2.9 In Vivo Imaging of the Animals
We used the Xplore Optix MX animal optical molecular imaging system to image the healthy BALB/C nude mice to obtain the distribution of the NPs in vivo and their accumulation in the brain regions. The imaging system used 580 nm excitation and 692 nm emission wavelengths. To establish the C6 intracranial orthotopic glioblastoma mouse model, the mice were anesthetized using 3.5% chloral hydrate (1.5 mL/100 g body weight). The head (the area to be inoculated) was cleaned with 70% ethanol and then opened with a sterilized scalpel. Five microliters of the C6 cell suspension (1×105 in 10% DMEM) was injected into the striatum at a depth of 3 mm from the dural surface. Twenty days after the orthotropic glioma model was established, the mice were randomly divided into four groups and each nude mouse was injected with 200 µL of DiD-labeled NPs, PNPs, CNPs, and PCNPs via the tail vein. At 24 h after injection, the mice were anesthetized with isoflurane and imaged from the back.

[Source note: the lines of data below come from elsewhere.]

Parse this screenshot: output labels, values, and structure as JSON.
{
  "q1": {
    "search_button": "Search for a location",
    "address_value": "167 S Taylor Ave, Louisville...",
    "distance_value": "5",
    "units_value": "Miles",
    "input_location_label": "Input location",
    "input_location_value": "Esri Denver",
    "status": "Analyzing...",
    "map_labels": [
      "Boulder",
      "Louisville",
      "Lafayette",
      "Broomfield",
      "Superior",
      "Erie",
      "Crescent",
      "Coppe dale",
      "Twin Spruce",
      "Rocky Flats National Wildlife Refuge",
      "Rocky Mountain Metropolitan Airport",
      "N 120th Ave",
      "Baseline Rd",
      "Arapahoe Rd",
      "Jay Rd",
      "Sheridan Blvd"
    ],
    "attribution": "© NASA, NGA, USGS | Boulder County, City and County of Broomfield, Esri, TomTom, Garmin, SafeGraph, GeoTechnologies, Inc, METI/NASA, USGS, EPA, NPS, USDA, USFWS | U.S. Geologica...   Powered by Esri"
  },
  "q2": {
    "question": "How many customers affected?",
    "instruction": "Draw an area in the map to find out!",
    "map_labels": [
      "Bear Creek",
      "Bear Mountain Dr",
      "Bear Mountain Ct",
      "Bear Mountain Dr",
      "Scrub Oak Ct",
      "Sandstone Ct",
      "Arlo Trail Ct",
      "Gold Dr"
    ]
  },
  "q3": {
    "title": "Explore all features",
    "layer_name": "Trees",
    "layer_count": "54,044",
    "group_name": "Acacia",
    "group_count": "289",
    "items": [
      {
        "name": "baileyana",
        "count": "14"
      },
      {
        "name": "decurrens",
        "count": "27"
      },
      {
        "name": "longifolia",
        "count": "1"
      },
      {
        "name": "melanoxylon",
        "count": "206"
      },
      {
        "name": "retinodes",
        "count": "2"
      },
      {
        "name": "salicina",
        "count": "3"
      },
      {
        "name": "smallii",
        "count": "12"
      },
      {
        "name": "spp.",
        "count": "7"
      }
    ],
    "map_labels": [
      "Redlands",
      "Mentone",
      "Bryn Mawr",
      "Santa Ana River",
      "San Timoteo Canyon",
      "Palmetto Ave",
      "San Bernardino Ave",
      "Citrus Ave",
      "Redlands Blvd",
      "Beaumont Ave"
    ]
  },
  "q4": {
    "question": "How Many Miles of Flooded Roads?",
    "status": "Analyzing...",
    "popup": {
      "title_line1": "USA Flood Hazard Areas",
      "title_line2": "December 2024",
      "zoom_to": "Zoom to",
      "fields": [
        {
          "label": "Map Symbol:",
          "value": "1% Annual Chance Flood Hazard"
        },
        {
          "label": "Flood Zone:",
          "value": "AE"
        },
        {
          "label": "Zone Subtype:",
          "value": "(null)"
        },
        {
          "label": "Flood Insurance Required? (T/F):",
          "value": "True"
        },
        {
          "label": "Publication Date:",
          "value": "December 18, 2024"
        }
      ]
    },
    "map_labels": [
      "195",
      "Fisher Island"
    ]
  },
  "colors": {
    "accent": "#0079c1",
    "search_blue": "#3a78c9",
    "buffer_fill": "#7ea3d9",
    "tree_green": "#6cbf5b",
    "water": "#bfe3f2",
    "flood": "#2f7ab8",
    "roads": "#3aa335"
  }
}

2.10 In Vivo Anti-tumor Performance in Orthotopic Glioma Model
All animal experiments were conducted in accordance with the guidelines approved by the Laboratory Animal Management and Ethics Committee of Zhejiang Provincial People's Hospital. An orthotropic glioma model was constructed according to the above method. Seven days after the model was established, the mice were randomly divided into six groups (PBS, β-mangostin, β-NPs, β-PNPs, β-CNPs, β-PCNPs) and administered the same dose and injection as the mice with the subcutaneous tumor. The overall survival was monitored in all groups. On the 20th day after modeling, one mouse was randomly selected from each group, and the brains and major organs were sampled for H&E staining. The remaining mice in each group were observed until their death.
2.11 Statistical Analysis
All statistical tests were analyzed by GraphPad Prism 8 software, and the comparison between the groups was performed by unpaired t-test; the results of more than three independent repeated experiments were expressed as mean ± SEM. P < 0.05 was the statistical difference between the groups, denoted by *; P < 0.01 was the statistically significant difference, denoted by **; P < 0.001 was the statistically significant difference, denoted by ***.